• U.S.

Religion: The Girl

3 minute read
TIME

Like many another civilization before it, the U.S. is acquiring its goddess. Writing in the current issue of the Protestant biweekly, Christianity and Crisis, Harvey Cox of the Division of Evangelism of the American Baptist Home Mission Societies identifies her as The Girl.

“Miss America,” he writes, “stands in a long line of queens going back to Isis, Ceres and Aphrodite. Everything from the elaborate sexual taboos surrounding her person to the symbolic gifts at her coronation hints at her ancient ancestry. But the real proof comes when we find that the function served by The Girl in our culture is just as much a ‘religious’ one as that served by Cybele in hers.” Just as the Virgin in the 12th and 13th centuries sustained the ideals of the age, “so The Girl symbolizes the values and aspirations of a consumer society. (She is crowned not in the political capital, notice, but in Atlantic City or Miami Beach, centers associated with leisure and consumption.)” Not that Baptist Cox identifies The Girl with the Madonna. “In fact she is a kind of anti-Madonna. She reverses most of the values traditionally associated with the Virgin—poverty, humility, sacrifice. In startling contrast, particularly, to the Biblical portrait of Mary in Luke I: 46-55, The Girl has nothing to do with filling the hungry with ‘good things’ but hawks an endless proliferation of trivia on TV spot commercials. Reversing the directions of the Magnificat, The Girl exalts the mighty, extols the rich and brings nothing to the hungry but added despair.”
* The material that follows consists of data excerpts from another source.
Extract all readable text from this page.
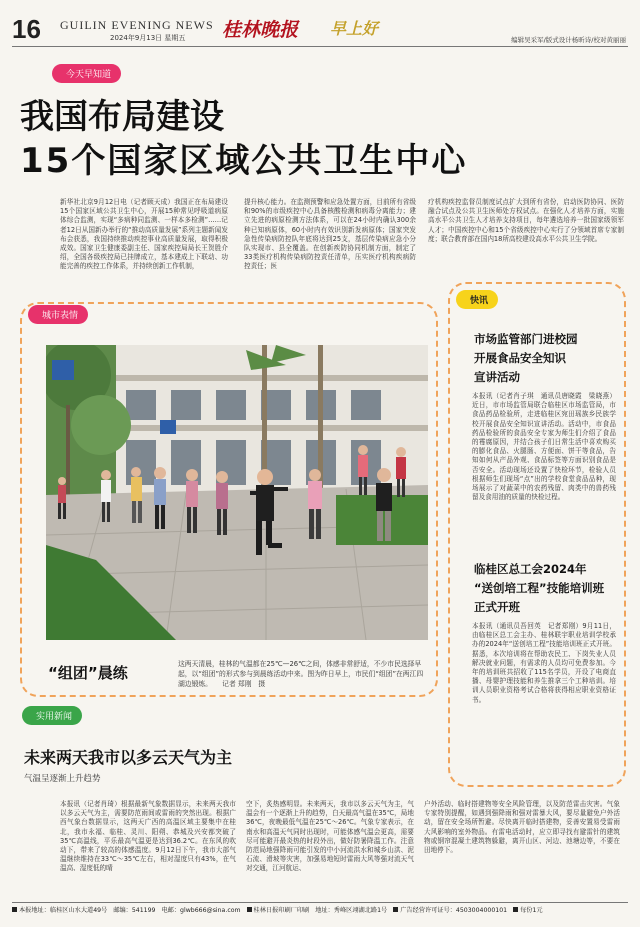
16 GUILIN EVENING NEWS
2024年9月13日 星期五 桂林晚报 早上好
编辑吴采军/版式设计杨昕诗/校对黄丽丽
今天早知道
我国布局建设
15个国家区域公共卫生中心
新华社北京9月12日电（记者顾天成）我国正在布局建设15个国家区域公共卫生中心，开展15种常见呼吸道病原体综合监测，实现“多病种同监测、一样本多检测”……记者12日从国新办举行的“推动高质量发展”系列主题新闻发布会获悉，我国持续推动疾控事业高质量发展，取得积极成效。国家卫生健康委副主任、国家疾控局局长王贺胜介绍，全国各级疾控局已挂牌成立，基本建成上下联动、功能完善的疾控工作体系，并持续创新工作机制，
提升核心能力。在监测预警和应急处置方面，目前所有省级和90%的市级疾控中心具备核酸检测和病毒分离能力；建立先进的病原检测方法体系，可以在24小时内确认300余种已知病原体，60小时内有效识别新发病原体；国家突发急性传染病防控队年底将达到25支，基层传染病应急小分队实现市、县全覆盖。在创新疾防协同机制方面，制定了33类医疗机构传染病防控责任清单，压实医疗机构疾病防控责任；医
疗机构疾控监督员制度试点扩大到所有省份，启动医防协同、医防融合试点及公共卫生医师处方权试点。在强化人才培养方面，实施高水平公共卫生人才培养支持项目，每年遴选培养一批国家级领军人才；中国疾控中心和15个省级疾控中心实行了分领域首席专家制度；联合教育部在国内18所高校建设高水平公共卫生学院。
城市表情
“组团”晨练	这两天清晨，桂林的气温都在25℃—26℃之间，体感非常舒适，不少市民选择早起，以“组团”的形式参与到晨练活动中来。图为昨日早上，市民们“组团”在两江四湖边锻炼。　　记者 郑刚　摄
快讯
市场监管部门进校园
开展食品安全知识
宣讲活动
本报讯（记者肖子琪　通讯员唐晓霞　梁晓燕）近日，市市场监管局联合临桂区市场监管局，市食品药品检验所，走进临桂区宛田瑶族乡民族学校开展食品安全知识宣讲活动。活动中，市食品药品检验所的食品安全专家为师生们介绍了食品的霉腐原因，并结合孩子们日常生活中喜欢购买的膨化食品、火腿肠、方便面、饼干等食品，告知如何从产品外观、食品标签等方面识别食品是否安全。活动现场还设置了快检环节，检验人员根据师生们现场“点”出的学校食堂食品品种，现场展示了对蔬菜中的农药残留、肉类中的兽药残留及食用油的质量的快检过程。
临桂区总工会2024年
“送创培工程”技能培训班
正式开班
本报讯（通讯员吾回英　记者郑刚）9月11日，由临桂区总工会主办、桂林联宇职业培训学校承办的2024年“送创培工程”技能培训班正式开班。据悉，本次培训将在帮助农民工、下岗失业人员解决就业问题，有需求的人员均可免费参加。今年的培训班共招收了115名学员，开设了电商直播、母婴护理技能和养生推拿三个工种培训。培训人员职业资格考试合格将获得相应职业资格证书。
实用新闻
未来两天我市以多云天气为主
气温呈逐渐上升趋势
本报讯（记者肖琦）根据最新气象数据显示，未来两天我市以多云天气为主，需要防范雨间或雷雨的突然出现。根据广西气象台数据显示，这两天广西的高温区域主要集中在桂北，我市永福、临桂、灵川、阳朔、恭城及兴安都突破了35℃高温线，平乐最高气温更是达到36.2℃。在东风的吹动下，带来了较高的体感温度。9月12日下午，我市大部气温继续维持在33℃～35℃左右，相对湿度只有43%，在气温高、湿度低的晴
空下，炙热感明显。未来两天，我市以多云天气为主，气温会有一个逐渐上升的趋势，白天最高气温在35℃，局地36℃，夜晚最低气温在25℃～26℃。气象专家表示，在南水和高温天气同时出现时，可能体感气温会更高，需要尽可能避开最炎热的时段外出，做好防暑降温工作。注意防范局地强降雨可能引发的中小河流洪水和城乡山洪、泥石流、滑坡等灾害，加强易地短时雷雨大风等强对流天气对交通，江河航运、
户外活动、临时搭建物等安全风险管理，以及防范雷击灾害。气象专家特别提醒，如遇到强降雨和强对雷暴大风，要尽量避免户外活动，留在安全场所暂避。尽快离开临时搭建物，妥善安置易受雷雨大风影响的室外物品。有雷电活动时，应立即寻找有避雷针的建筑物或钢帘混凝土建筑物躲避，离开山区、河边、池塘边等，不要在田地停下。
本报地址：临桂区山水大道49号 邮编：541199 电邮：glwb666@sina.com	桂林日报印刷厂印刷 地址：秀峰区翊湖北路1号	广告经营许可证号：4503004000101	每份1元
An ironic element in the cult of The Girl, thinks Cox, is that “Protestantism has almost completely failed to notice it, while Roman Catholics have at least given some evidence of sensing its significance.

In some places, for instance, Catholics are forbidden to participate in beauty pageants, and this is not entirely a ruling inspired by prudery. The irony is seen in the fact that it is Protestants who have traditionally been most opposed to lady cults while Catholics have managed to assimilate more than one at various times in history …”

If The Girl functions in the U.S. as a kind of goddess, Cox reasons, then Protestant theologians should be on their guard against this new idolatry. “Why has Protestantism kept its attention obsessively fastened on the development of Mariolatry in Catholicism and not noticed the sinister rise of this vampirelike cult of The Girl in our society?”